Había nacido, allá por 1923, en Anaya de Alba, hijo de un carromatero y de una madre que sacaba unas monedillas cantando por las iglesias. Benjamín de nueve hermanos, desde niño tuvo que espabilarse para que no le madrugaran el condumio, y vistió siempre ropa heredada. De una abuela cieguita y muy coqueta, con su ojo de cristal relumbrando en la penumbra y su trenza postiza como una serpiente dócil cayéndole sobre los hombros, aprendió a recitar versos tal vez inventados; y así le cogió gusto a la poesía, que empezó a cultivar ya cuarentón de forma torrencial, en opúsculos que tenían el mismo sabor áspero de su biografía: «Sangre talada», «La barrila», «No me preguntéis de dónde soy llegado», «Romances tropezados por la luna». En los cafés gargajosos y sonámbulos, en las tiendas con olor a ultramarinos, en los lupanares del barrio chino, Adares era reverenciado como un tótem; y los mendigos y los yonquis se aproximaban a él con unción, como si fuese un santito de peana, mientras las guiris le enseñaban un poco las bragas, para que se le alegrasen los ojillos.

Niño solitario y andarín, al que gustaba perderse en el monte para saquear panales y nidos, Adares trabajó desde muchacho en lo que pudo, a veces como mozo de siega, a veces como mulero o rabadán. Pero lo que de verdad le gustaba era juntarse con los gitanos en las fiestas de los pueblos. Así se hizo cantaor de flamenco, con mucho jipío y jeribeque, y también pintor de cuadros de santos y de toros, que no se vieron mejores desde tiempos de Orbaneja. Hasta que, con casi cuarenta años, emigró a Francia y se puso a trabajar en una fundición de acero, cerca de Lyon.

Adares era reverenciado como un tótem; y los mendigos y los yonquis se aproximaban a él con unción

Fue allí donde lo sorprendió el demonio de la poesía, que brotaba de su pluma abrupta y candeal, habitada por igual de los paisajes de la infancia y de aquelarres bárbaros. Su primer poema, un romance de largo aliento, se lo dedicó a su vieja maleta, que lo había acompañado en sus trashumancias y estraperlos, en la que «guardaba los chorizos / que del pueblo me mandaban». Luego, ebrio de frenesí creador, celebraría en sus poemas los carros de heno, las posadas de los caminos, las zagalonas que habían perfumado de lujuria su juventud, en versos que parecían cortados a hachazos.

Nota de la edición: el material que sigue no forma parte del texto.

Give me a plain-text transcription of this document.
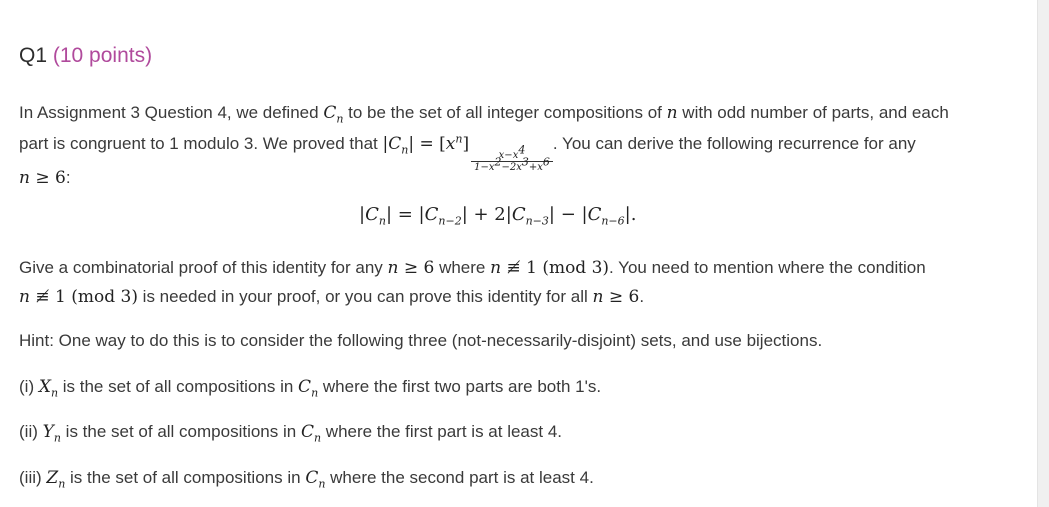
Q1 (10 points)
In Assignment 3 Question 4, we defined $C_n$ to be the set of all integer compositions of n with odd number of parts, and each
part is congruent to 1 modulo 3. We proved that $|C_n| = [x^n]$
$\frac{x-x^4}{1-x^2-2x^3+x^6}$
. You can derive the following recurrence for any
n ≥ 6:
$|C_n| = |C_{n-2}| + 2|C_{n-3}| - |C_{n-6}|$.
Give a combinatorial proof of this identity for any n ≥ 6 where n ≢ 1 (mod 3). You need to mention where the condition
n ≢ 1 (mod 3) is needed in your proof, or you can prove this identity for all n ≥ 6.
Hint: One way to do this is to consider the following three (not-necessarily-disjoint) sets, and use bijections.
(i) $X_n$ is the set of all compositions in $C_n$ where the first two parts are both 1's.
(ii) $Y_n$ is the set of all compositions in $C_n$ where the first part is at least 4.
(iii) $Z_n$ is the set of all compositions in $C_n$ where the second part is at least 4.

Desde que publicara su primer poemario, «Sangre talada», allá por 1977, hasta su muerte, Adares entregó a las imprentas más de treinta títulos, un bosque de versos donde la poesía salta, brusca como una liebre, allá donde menos se la espera, con esa belleza derrochona de las cosas que son bellas sin saberlo.

Cartas de guiris

Había alcanzado la gloria local; y presumía de que las guiris que compraban sus libros le escribían luego, desde Boston o Ámsterdam, unas cartas llenas de insinuaciones y ensoñaciones, sin más leyenda en el sobre que un escueto: «Al poeta Adares. Salamanca». Y las cartas le llegaban siempre.

Al declinar la tarde, las medicinas que le aplacaban el parkinson dejaban de hacer efecto, y Adares guardaba sus opúsculos en un fardel, antes de perderse por las callejuelas incendiadas de crepúsculo, con unos andares ruinosos que eran casi un trotecillo cochiquero. Era el último bohemio, superviviente de una raza extinta que confundió la poesía con la voz del viento. Todas las piedras de Salamanca se sabían de memoria sus poemas; y cuando Adares murió empezaron a susurrarlos por la noche, en un responso fúnebre que nunca cesa.